A participação política do jovem no Brasil contemporâneo

Enviada em 01/10/2020

A música “Another brick in the wall” da banda de rock “Pink Floyd”, narra um cenário onde adolescentes estão sendo alienados pelo sistema, de forma a consumir o que não querem, tal como produzir as mesmas ações repetidamente como robôs, sem consciência própria. Analogamente, o panorama brasileiro no que concerne à participação política dos jovens encontra-se estiolado e similar com a realidade desprezível apresentada na canção. Nesse contexto, cabe apontar tanto o papel escolar insignificante nessa formação do aluno quanto a ausência de incentivos de terceiros como raízes dessa problemática.

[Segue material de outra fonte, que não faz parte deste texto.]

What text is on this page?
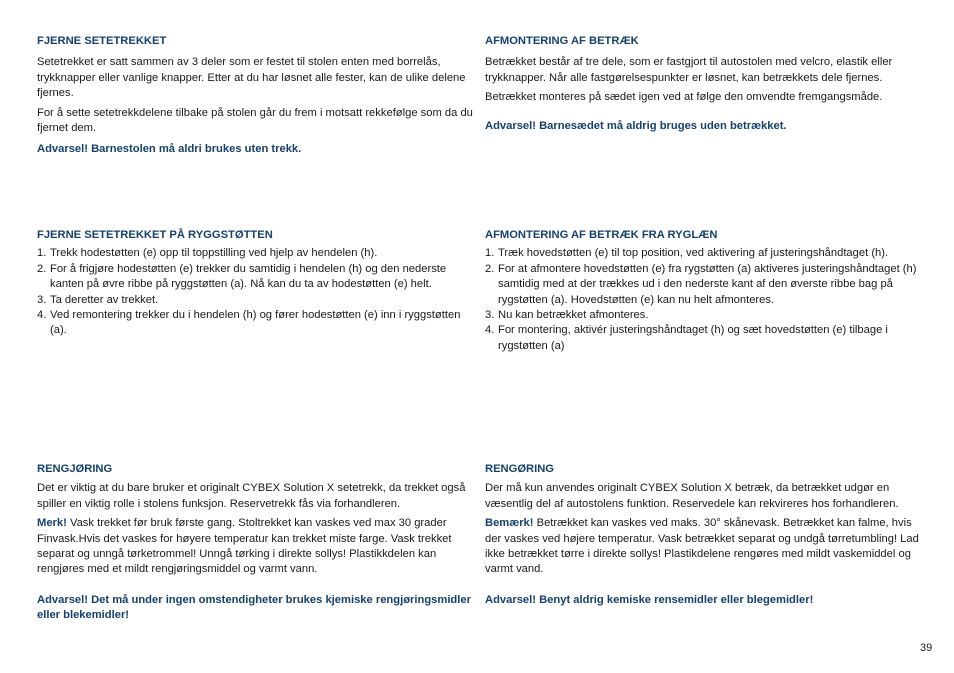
FJERNE SETETREKKET

Setetrekket er satt sammen av 3 deler som er festet til stolen enten med borrelås, trykknapper eller vanlige knapper. Etter at du har løsnet alle fester, kan de ulike delene fjernes.

For å sette setetrekkdelene tilbake på stolen går du frem i motsatt rekkefølge som da du fjernet dem.

Advarsel! Barnestolen må aldri brukes uten trekk.

FJERNE SETETREKKET PÅ RYGGSTØTTEN
1. Trekk hodestøtten (e) opp til toppstilling ved hjelp av hendelen (h).
2. For å frigjøre hodestøtten (e) trekker du samtidig i hendelen (h) og den nederste kanten på øvre ribbe på ryggstøtten (a). Nå kan du ta av hodestøtten (e) helt.
3. Ta deretter av trekket.
4. Ved remontering trekker du i hendelen (h) og fører hodestøtten (e) inn i ryggstøtten (a).
RENGJØRING

Det er viktig at du bare bruker et originalt CYBEX Solution X setetrekk, da trekket også spiller en viktig rolle i stolens funksjon. Reservetrekk fås via forhandleren.

Merk! Vask trekket før bruk første gang. Stoltrekket kan vaskes ved max 30 grader Finvask.Hvis det vaskes for høyere temperatur kan trekket miste farge. Vask trekket separat og unngå tørketrommel! Unngå tørking i direkte sollys! Plastikkdelen kan rengjøres med et mildt rengjøringsmiddel og varmt vann.

Advarsel! Det må under ingen omstendigheter brukes kjemiske rengjøringsmidler eller blekemidler!

AFMONTERING AF BETRÆK

Betrækket består af tre dele, som er fastgjort til autostolen med velcro, elastik eller trykknapper. Når alle fastgørelsespunkter er løsnet, kan betrækkets dele fjernes.

Betrækket monteres på sædet igen ved at følge den omvendte fremgangsmåde.

Advarsel! Barnesædet må aldrig bruges uden betrækket.

AFMONTERING AF BETRÆK FRA RYGLÆN
1. Træk hovedstøtten (e) til top position, ved aktivering af justeringshåndtaget (h).
2. For at afmontere hovedstøtten (e) fra rygstøtten (a) aktiveres justeringshåndtaget (h) samtidig med at der trækkes ud i den nederste kant af den øverste ribbe bag på rygstøtten (a). Hovedstøtten (e) kan nu helt afmonteres.
3. Nu kan betrækket afmonteres.
4. For montering, aktivér justeringshåndtaget (h) og sæt hovedstøtten (e) tilbage i rygstøtten (a)
RENGØRING

Der må kun anvendes originalt CYBEX Solution X betræk, da betrækket udgør en væsentlig del af autostolens funktion. Reservedele kan rekvireres hos forhandleren.

Bemærk! Betrækket kan vaskes ved maks. 30° skånevask. Betrækket kan falme, hvis der vaskes ved højere temperatur. Vask betrækket separat og undgå tørretumbling! Lad ikke betrækket tørre i direkte sollys! Plastikdelene rengøres med mildt vaskemiddel og varmt vand.

Advarsel! Benyt aldrig kemiske rensemidler eller blegemidler!

39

A priori, faz-se mister salientar a negligência educacional na questão da formação política dos jovens. Seguindo a lógica do filósofo Edmund Burke, um povo que não conhece seu passado está fadado a repeti-lo. Nessa perspectiva, a instituição escola deve promover debates políticos no âmbito escolar, já que seria de suma importância desenvolver um pensamento crítico para que não se replique os mesmos erros que aconteceram em outras épocas. Dessa forma, o pensamento de Burke alcançará sua plenitude, visto que com o tema sendo debatido frequentemente, não sobrará espaço para a ignorância.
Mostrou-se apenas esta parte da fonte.